Type 1 Diabetes occurs when the pancreas fails to produce an adequate amount of insulin, resulting in high blood sugar levels. Someone who has type 1 diabetes must take insulin to live. Type 1 diabetes accounts for only about 5-10% of the cases of diabetes. It most often develops in children or young adults.
Type 2 Diabetes occurs when the cells become resistant to insulin and are unable to properly use the insulin that is produced. It is the most common type of diabetes and is associated with older age, obesity, sedentary lifestyle, family history of diabetes, history of metabolic syndrome or gestational diabetes. Type 2 diabetes may go undiagnosed because the symptoms of fatigue, nausea, unusual thirst, frequent urination or the slow healing of wounds can develop gradually, or there may be no symptoms at all.
Gestational Diabetes develops in 4% of all pregnancies. The hormonal changes that take place during pregnancy require the pancreas to secrete about three times the normal amount of insulin.

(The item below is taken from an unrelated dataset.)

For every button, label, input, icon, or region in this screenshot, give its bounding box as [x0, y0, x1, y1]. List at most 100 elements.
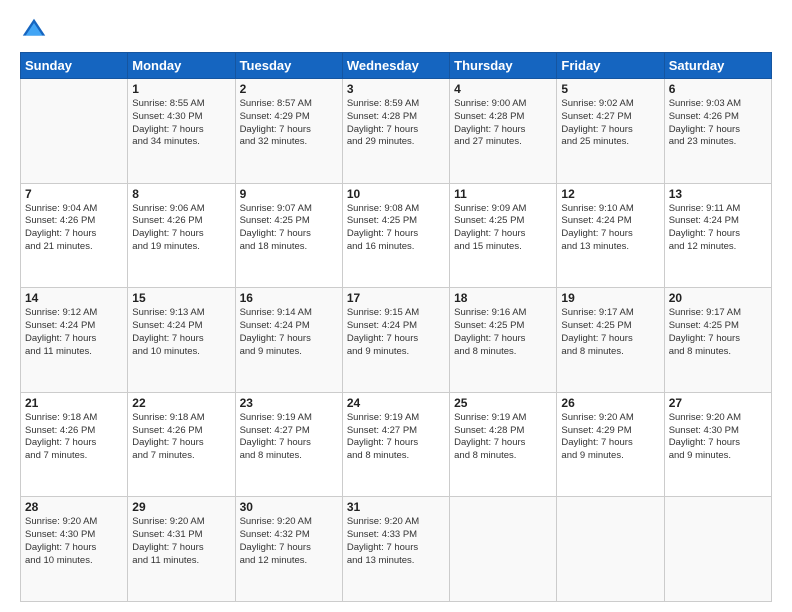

If the pancreas is not able to produce the additional insulin, or if the cells become resistant to the insulin that is produced, blood sugar levels rise. Blood sugar levels usually return to normal within a few weeks after delivery, but women with gestational diabetes have a 60% chance of developing diabetes later in life.
Pre-Diabetes occurs when blood glucose levels are higher than normal but not high enough for a diagnosis of type 2 diabetes. There are twice as many Americans who have pre-diabetes than diabetes.
Metabolic Syndrome increases the risk for type 2 diabetes and cardiovascular disease. It is characterized by obesity in the middle section of the body, insulin resistance, often high triglyceride levels in the blood, low HDL (good) cholesterol, high blood pressure, polycystic ovary disease, and impaired glucose tolerance.